6. If anything ails him in that (third) age, let him say: 'Ye Prânas, ye Âdityas, extend this my third libation unto the full age, that I, the sacrificer, may not perish in the midst of the Prânas or Âdityas.' Thus he recovers from his illness, and becomes whole.

7. Mahidâsa Aitareya (the son of Itarâ), who knew this, said (addressing a disease): 'Why dost thou afflict me, as I shall not die by it?' He lived a hundred and sixteen years (i.e. 24+44+48). He, too, who knows this lives on to a hundred and sixteen years.


Seventeenth Khanda[1].

1. When a man (who is the sacrificer) hungers, thirsts, and abstains from pleasures, that is the Dikshâ (initiatory rite).

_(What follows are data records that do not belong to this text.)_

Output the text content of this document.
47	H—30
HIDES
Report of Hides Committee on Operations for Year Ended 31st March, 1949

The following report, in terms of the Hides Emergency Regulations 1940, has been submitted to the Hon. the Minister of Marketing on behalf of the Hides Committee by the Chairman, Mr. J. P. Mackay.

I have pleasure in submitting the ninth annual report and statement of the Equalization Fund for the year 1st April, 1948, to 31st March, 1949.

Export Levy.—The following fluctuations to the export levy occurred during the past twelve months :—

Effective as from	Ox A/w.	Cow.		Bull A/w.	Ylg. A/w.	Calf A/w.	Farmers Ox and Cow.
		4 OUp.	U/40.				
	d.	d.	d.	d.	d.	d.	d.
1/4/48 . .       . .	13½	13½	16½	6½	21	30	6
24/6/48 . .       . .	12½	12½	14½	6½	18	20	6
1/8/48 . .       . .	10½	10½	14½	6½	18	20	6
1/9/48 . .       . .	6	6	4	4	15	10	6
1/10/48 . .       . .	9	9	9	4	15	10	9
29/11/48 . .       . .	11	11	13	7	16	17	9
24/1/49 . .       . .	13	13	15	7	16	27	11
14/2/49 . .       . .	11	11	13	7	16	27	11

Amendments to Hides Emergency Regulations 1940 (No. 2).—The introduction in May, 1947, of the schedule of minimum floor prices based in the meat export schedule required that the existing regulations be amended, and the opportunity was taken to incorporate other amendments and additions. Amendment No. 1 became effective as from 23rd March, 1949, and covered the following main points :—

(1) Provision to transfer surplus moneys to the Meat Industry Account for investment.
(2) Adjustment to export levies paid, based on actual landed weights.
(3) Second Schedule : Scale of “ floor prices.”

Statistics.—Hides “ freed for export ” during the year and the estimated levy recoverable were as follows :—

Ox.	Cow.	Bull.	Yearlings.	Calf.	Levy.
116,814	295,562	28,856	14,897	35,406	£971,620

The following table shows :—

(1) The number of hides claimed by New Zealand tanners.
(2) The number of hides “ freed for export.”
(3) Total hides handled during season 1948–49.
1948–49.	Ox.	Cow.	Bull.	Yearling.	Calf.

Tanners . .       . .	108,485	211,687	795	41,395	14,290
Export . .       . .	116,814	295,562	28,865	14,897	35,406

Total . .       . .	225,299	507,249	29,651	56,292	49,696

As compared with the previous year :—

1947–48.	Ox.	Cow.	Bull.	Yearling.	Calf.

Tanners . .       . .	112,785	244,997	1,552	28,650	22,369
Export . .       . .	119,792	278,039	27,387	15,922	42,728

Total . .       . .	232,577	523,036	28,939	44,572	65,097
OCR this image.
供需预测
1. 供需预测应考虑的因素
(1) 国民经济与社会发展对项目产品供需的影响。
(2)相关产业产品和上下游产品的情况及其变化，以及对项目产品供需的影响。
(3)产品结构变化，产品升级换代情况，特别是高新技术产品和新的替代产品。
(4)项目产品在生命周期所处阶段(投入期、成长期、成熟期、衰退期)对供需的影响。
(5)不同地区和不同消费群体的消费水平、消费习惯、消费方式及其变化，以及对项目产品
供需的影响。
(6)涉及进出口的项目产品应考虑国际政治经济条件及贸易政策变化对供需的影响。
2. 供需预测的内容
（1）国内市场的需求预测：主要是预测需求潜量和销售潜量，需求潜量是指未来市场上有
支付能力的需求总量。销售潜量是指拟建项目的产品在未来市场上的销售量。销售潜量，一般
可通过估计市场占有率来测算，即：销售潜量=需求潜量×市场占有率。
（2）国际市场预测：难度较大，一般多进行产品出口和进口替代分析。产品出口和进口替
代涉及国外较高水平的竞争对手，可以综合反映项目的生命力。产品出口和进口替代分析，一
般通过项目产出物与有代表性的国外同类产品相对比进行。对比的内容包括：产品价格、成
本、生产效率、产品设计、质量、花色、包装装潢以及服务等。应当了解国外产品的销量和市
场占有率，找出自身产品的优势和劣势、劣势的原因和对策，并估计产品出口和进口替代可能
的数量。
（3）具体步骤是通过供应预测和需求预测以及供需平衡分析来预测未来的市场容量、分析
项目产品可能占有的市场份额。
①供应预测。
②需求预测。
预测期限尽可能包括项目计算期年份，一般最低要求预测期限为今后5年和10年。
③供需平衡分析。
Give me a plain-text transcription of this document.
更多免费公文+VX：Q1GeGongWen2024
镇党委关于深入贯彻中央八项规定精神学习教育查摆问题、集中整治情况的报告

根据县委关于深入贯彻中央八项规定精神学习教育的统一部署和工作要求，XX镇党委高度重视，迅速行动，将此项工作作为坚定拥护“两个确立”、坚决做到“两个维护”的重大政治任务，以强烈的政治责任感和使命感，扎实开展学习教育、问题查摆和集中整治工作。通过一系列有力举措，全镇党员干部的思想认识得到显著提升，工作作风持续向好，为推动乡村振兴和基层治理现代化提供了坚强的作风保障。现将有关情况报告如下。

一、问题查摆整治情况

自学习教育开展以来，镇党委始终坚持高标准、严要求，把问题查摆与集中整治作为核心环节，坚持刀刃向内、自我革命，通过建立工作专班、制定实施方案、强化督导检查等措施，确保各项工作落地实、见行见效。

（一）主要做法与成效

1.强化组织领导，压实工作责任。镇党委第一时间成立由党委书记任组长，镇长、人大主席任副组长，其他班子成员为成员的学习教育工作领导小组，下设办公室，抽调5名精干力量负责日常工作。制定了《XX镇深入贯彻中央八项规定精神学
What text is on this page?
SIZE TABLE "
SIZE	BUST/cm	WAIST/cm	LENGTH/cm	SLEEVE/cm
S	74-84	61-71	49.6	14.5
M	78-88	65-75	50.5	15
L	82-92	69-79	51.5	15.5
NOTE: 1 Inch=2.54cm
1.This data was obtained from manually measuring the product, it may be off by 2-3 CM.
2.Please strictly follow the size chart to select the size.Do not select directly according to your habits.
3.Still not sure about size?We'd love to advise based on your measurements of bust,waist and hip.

2. When a man eats, drinks, and enjoys pleasures, he does it with the Upasadas (the sacrificial days on which the sacrificer is allowed to partake of food).

3. When a man laughs, eats, and delights himself, he does it with the Stuta-sastras (hymns sung and recited at the sacrifices).

4. Penance, liberality, righteousness, kindness, truthfulness, these form his Dakshinâs (gifts bestowed on priests, &c.)

5. Therefore when they say, 'There will be a


  1. Here we have a representation of the sacrifice as performed without any ceremonial, and as it is often represented when performed in thought only by a man living in the forest.